33. Gadis Amon

70 12 0
                                    

"Lucifer--"

"Amon." Lucifer menatap Amon dengan perasaan bersalah. "I dont know."

Amon berteriak. Matanya memerah dan rahangnya mengeras. Dia menginjak-injak Lavaier hingga menjadi abu.

Lucifer mengatupkan bibir.

"Ke mana Zia?" tanya Amon serius kepada kepala Lavaier yang masih utuh.

"J-jurang kematian," jawab Lavaier menahan sakit.

"Bersama siapa gadisku di sana?" tanya Amon dingin.

"S-sendirian." Lavaier memelototkan matanya. "M-mungkin sekarang d-dia terkapar ketakutan."

"Di mana letak jurang kematian?" tanya Amon.

"Di bawah Tartaros," jawab Lucifer. "Jurang maut adalah tempat makhluk-makhluk yang membangkang."

Amon mengangguk paham. Ia menghancurkan kepala Lavaier dengan sekali injakan lalu melangkah menjauh. Lucifer menghembuskan napas lalu ikut melangkah mengikuti Amon.

"Zia akan selamat." Amon menoleh saat mendengar perkataan Lucifer.

"Haruskah aku percaya?"

Lucifer mengangguk. "Kau adalah putra Jason dan Zia adalah gadismu. Kau jelas paham apa yang kumaksud."

"Aku paham," jawab Amon. "Tolong tunjukkan jalan ke arah Tartaros."

"Boleh," jawab Lucifer. "Temui dulu daddy-mu. Jelaskan dulu kepadanya. Baru aku akan mengantarmu."

"Kau telah selamat. Kau sudah boleh kembali, bukan?"

"Boleh. Sebenarnya, aku bisa kembali kapanpun aku mau," jawab Lucifer.

"Kalau kau bisa kembali, kenapa misi ini diadakan?"

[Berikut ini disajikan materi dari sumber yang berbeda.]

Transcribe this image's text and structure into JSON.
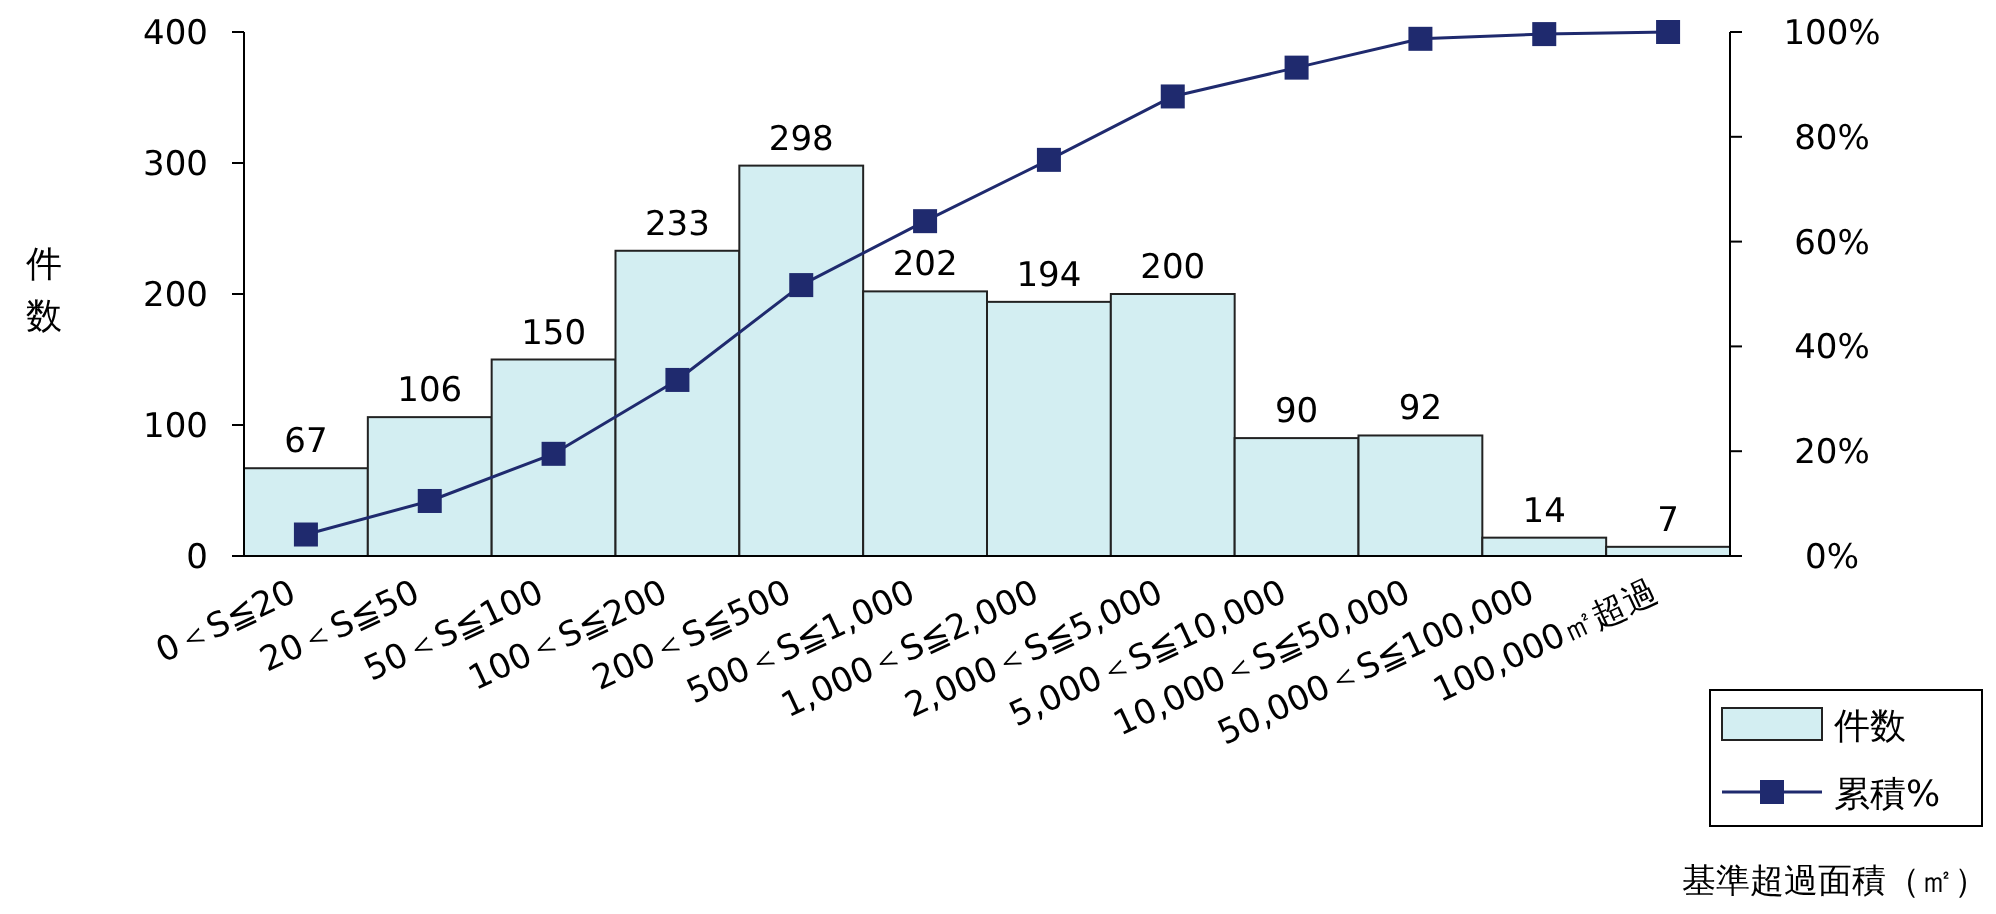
{
  "chart_data": {
    "type": "bar",
    "xlabel": "基準超過面積（㎡）",
    "ylabel": "件数",
    "categories": [
      "0＜S≦20",
      "20＜S≦50",
      "50＜S≦100",
      "100＜S≦200",
      "200＜S≦500",
      "500＜S≦1,000",
      "1,000＜S≦2,000",
      "2,000＜S≦5,000",
      "5,000＜S≦10,000",
      "10,000＜S≦50,000",
      "50,000＜S≦100,000",
      "100,000㎡超過"
    ],
    "series": [
      {
        "name": "件数",
        "type": "bar",
        "color": "#d3eef2",
        "values": [
          67,
          106,
          150,
          233,
          298,
          202,
          194,
          200,
          90,
          92,
          14,
          7
        ],
        "value_labels": [
          "67",
          "106",
          "150",
          "233",
          "298",
          "202",
          "194",
          "200",
          "90",
          "92",
          "14",
          "7"
        ]
      },
      {
        "name": "累積%",
        "type": "line",
        "axis": "y2",
        "color": "#1f2a6e",
        "values": [
          4.1,
          10.5,
          19.5,
          33.6,
          51.7,
          63.9,
          75.6,
          87.7,
          93.2,
          98.7,
          99.6,
          100
        ]
      }
    ],
    "ylim": [
      0,
      400
    ],
    "yticks": [
      0,
      100,
      200,
      300,
      400
    ],
    "y2lim": [
      0,
      100
    ],
    "y2ticks": [
      {
        "value": 0,
        "label": "0%"
      },
      {
        "value": 20,
        "label": "20%"
      },
      {
        "value": 40,
        "label": "40%"
      },
      {
        "value": 60,
        "label": "60%"
      },
      {
        "value": 80,
        "label": "80%"
      },
      {
        "value": 100,
        "label": "100%"
      }
    ],
    "marker": "square",
    "legend": "bottom right"
  }
}
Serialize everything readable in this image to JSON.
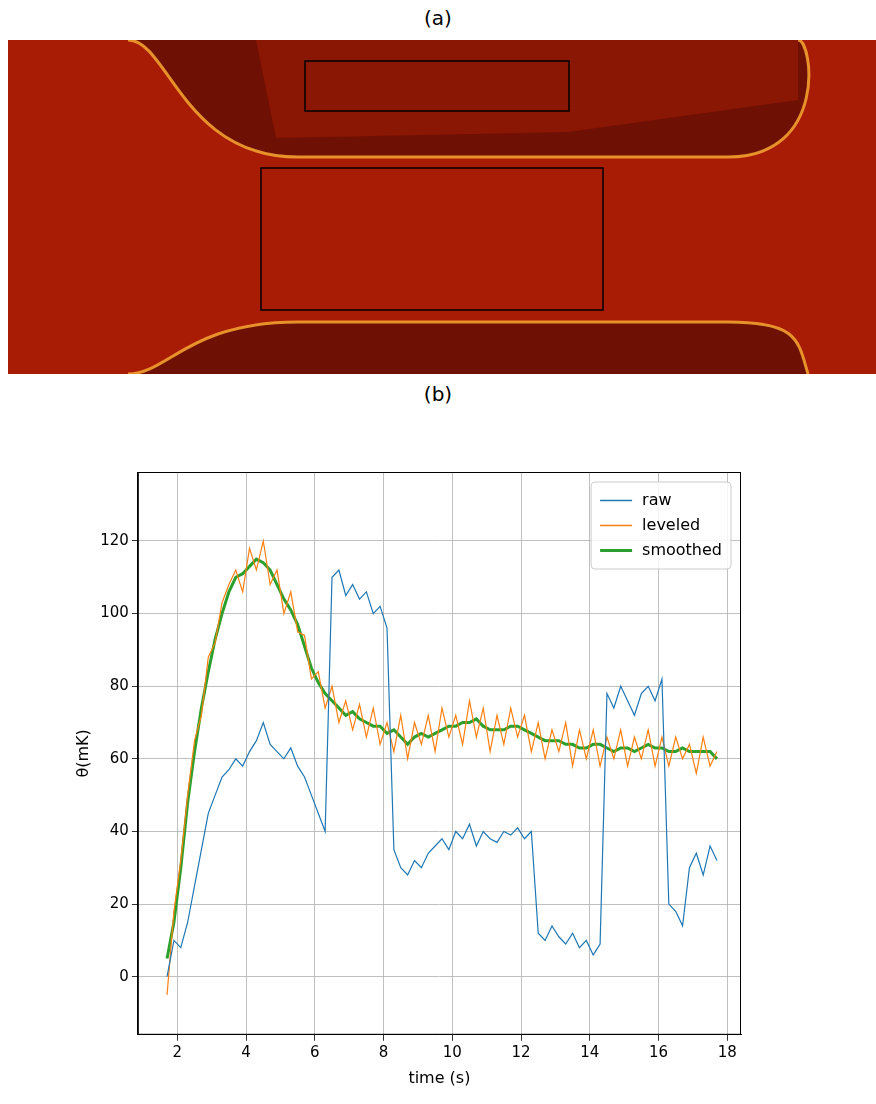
{
  "panel_labels": [
    "(a)",
    "(b)"
  ],
  "chart_data": {
    "type": "line",
    "x_label": "time (s)",
    "y_label": "θ(mK)",
    "x": [
      1.7,
      1.9,
      2.1,
      2.3,
      2.5,
      2.7,
      2.9,
      3.1,
      3.3,
      3.5,
      3.7,
      3.9,
      4.1,
      4.3,
      4.5,
      4.7,
      4.9,
      5.1,
      5.3,
      5.5,
      5.7,
      5.9,
      6.1,
      6.3,
      6.5,
      6.7,
      6.9,
      7.1,
      7.3,
      7.5,
      7.7,
      7.9,
      8.1,
      8.3,
      8.5,
      8.7,
      8.9,
      9.1,
      9.3,
      9.5,
      9.7,
      9.9,
      10.1,
      10.3,
      10.5,
      10.7,
      10.9,
      11.1,
      11.3,
      11.5,
      11.7,
      11.9,
      12.1,
      12.3,
      12.5,
      12.7,
      12.9,
      13.1,
      13.3,
      13.5,
      13.7,
      13.9,
      14.1,
      14.3,
      14.5,
      14.7,
      14.9,
      15.1,
      15.3,
      15.5,
      15.7,
      15.9,
      16.1,
      16.3,
      16.5,
      16.7,
      16.9,
      17.1,
      17.3,
      17.5,
      17.7
    ],
    "series": [
      {
        "name": "raw",
        "color": "#1f77b4",
        "values": [
          0,
          10,
          8,
          15,
          25,
          35,
          45,
          50,
          55,
          57,
          60,
          58,
          62,
          65,
          70,
          64,
          62,
          60,
          63,
          58,
          55,
          50,
          45,
          40,
          110,
          112,
          105,
          108,
          104,
          106,
          100,
          102,
          96,
          35,
          30,
          28,
          32,
          30,
          34,
          36,
          38,
          35,
          40,
          38,
          42,
          36,
          40,
          38,
          37,
          40,
          39,
          41,
          38,
          40,
          12,
          10,
          14,
          11,
          9,
          12,
          8,
          10,
          6,
          9,
          78,
          74,
          80,
          76,
          72,
          78,
          80,
          76,
          82,
          20,
          18,
          14,
          30,
          34,
          28,
          36,
          32
        ]
      },
      {
        "name": "leveled",
        "color": "#ff7f0e",
        "values": [
          -5,
          18,
          32,
          50,
          65,
          72,
          88,
          92,
          103,
          108,
          112,
          106,
          118,
          112,
          120,
          108,
          112,
          100,
          106,
          95,
          94,
          82,
          84,
          74,
          80,
          70,
          76,
          68,
          75,
          66,
          74,
          64,
          70,
          62,
          72,
          60,
          70,
          64,
          72,
          62,
          74,
          66,
          72,
          64,
          76,
          66,
          74,
          62,
          72,
          64,
          74,
          66,
          72,
          62,
          70,
          60,
          68,
          62,
          70,
          58,
          68,
          60,
          68,
          58,
          66,
          60,
          68,
          58,
          66,
          60,
          68,
          58,
          66,
          58,
          66,
          60,
          64,
          56,
          66,
          58,
          62
        ]
      },
      {
        "name": "smoothed",
        "color": "#2ca02c",
        "values": [
          5,
          15,
          30,
          48,
          62,
          74,
          84,
          93,
          100,
          106,
          110,
          111,
          113,
          115,
          114,
          112,
          108,
          104,
          101,
          97,
          91,
          85,
          81,
          78,
          76,
          74,
          72,
          73,
          71,
          70,
          69,
          69,
          67,
          68,
          66,
          64,
          66,
          67,
          66,
          67,
          68,
          69,
          69,
          70,
          70,
          71,
          69,
          68,
          68,
          68,
          69,
          69,
          68,
          67,
          66,
          65,
          65,
          65,
          64,
          64,
          63,
          63,
          64,
          64,
          63,
          62,
          63,
          63,
          62,
          63,
          64,
          63,
          63,
          62,
          62,
          63,
          62,
          62,
          62,
          62,
          60
        ]
      }
    ],
    "xlim": [
      0.85,
      18.4
    ],
    "ylim": [
      -16,
      139
    ],
    "xticks": [
      2,
      4,
      6,
      8,
      10,
      12,
      14,
      16,
      18
    ],
    "yticks": [
      0,
      20,
      40,
      60,
      80,
      100,
      120
    ],
    "grid": true,
    "legend": "upper right"
  }
}
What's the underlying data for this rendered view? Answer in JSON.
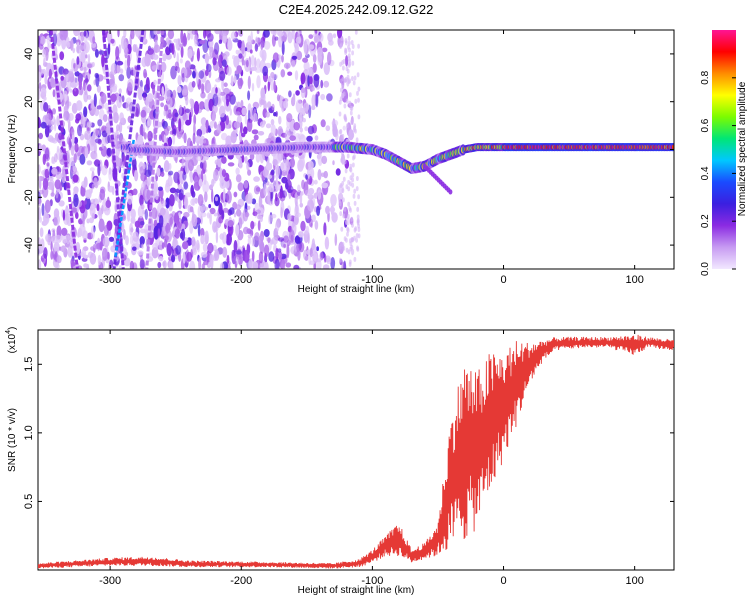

"Kalau misi ini tidak diadakan, kau tidak akan bertemu dengan gadismu."

Amon terdiam.

"Dengan kata lain, misi ini sebenarnya adalah misi menemukan jodoh." Lucifer menjelaskan.

"Hanya jodohku saja?"

Lucifer tertawa. "Kau ternyata polos seperti Brianna."

Amon mendesis. "Aku putranya. Ada masalah jika aku mirip mommy-ku?"

"Tidak," jawab Lucifer lalu tersenyum. "Aku hanya rindu Veela."

Amon diam sebentar. "Kau kembali saja ke dunia iblis. Aku bisa meminta bantuan kepada yang lain."

"Aku tidak ingin melewatkan kejadian menarik nantinya," kata Lucifer. "Kita tidak berdua untuk menyelamatkan Zia, tetapi, bersepuluh. Bersama iblis yang lain."

"Tentu."

***


"Bi," panggil Orion. "Mau ngopi bentar di luar? Mumpung Mentari udah sama Echa, Bunga dan yang lain. Mau?"

"Bisa gue minum kopi di sini sementara anak gue di sana pasti ketakutan?" Abimanyu berhasil menyentak Orion.

"Zia itu kuat, Bi. Lo harus percaya sama anak lo," kata Bumi lalu beranjak, mengambil tissue di meja lalu ia sodorkan kepada Bunga yang menangis di pelukan Syaila.

Masalahnya, Bunga sering membelikan Zia banyak parfume branded dari kecil sampai sekarang. Maka dari itu ia menangisi Zia sampai matanya bengkak.

"Tolong, ya, Sya," kata Bumi membuat Syaila mengangguk.

"Iya, Kak," jawab Syaila lalu memgambil ponselnya yang berdering. Ternyata panggilan dari Juven, putranya.

Raka keluar dari perpustakaan rumah Abimanyu. Ia menghampiri putra sulungnya yang duduk di sofa.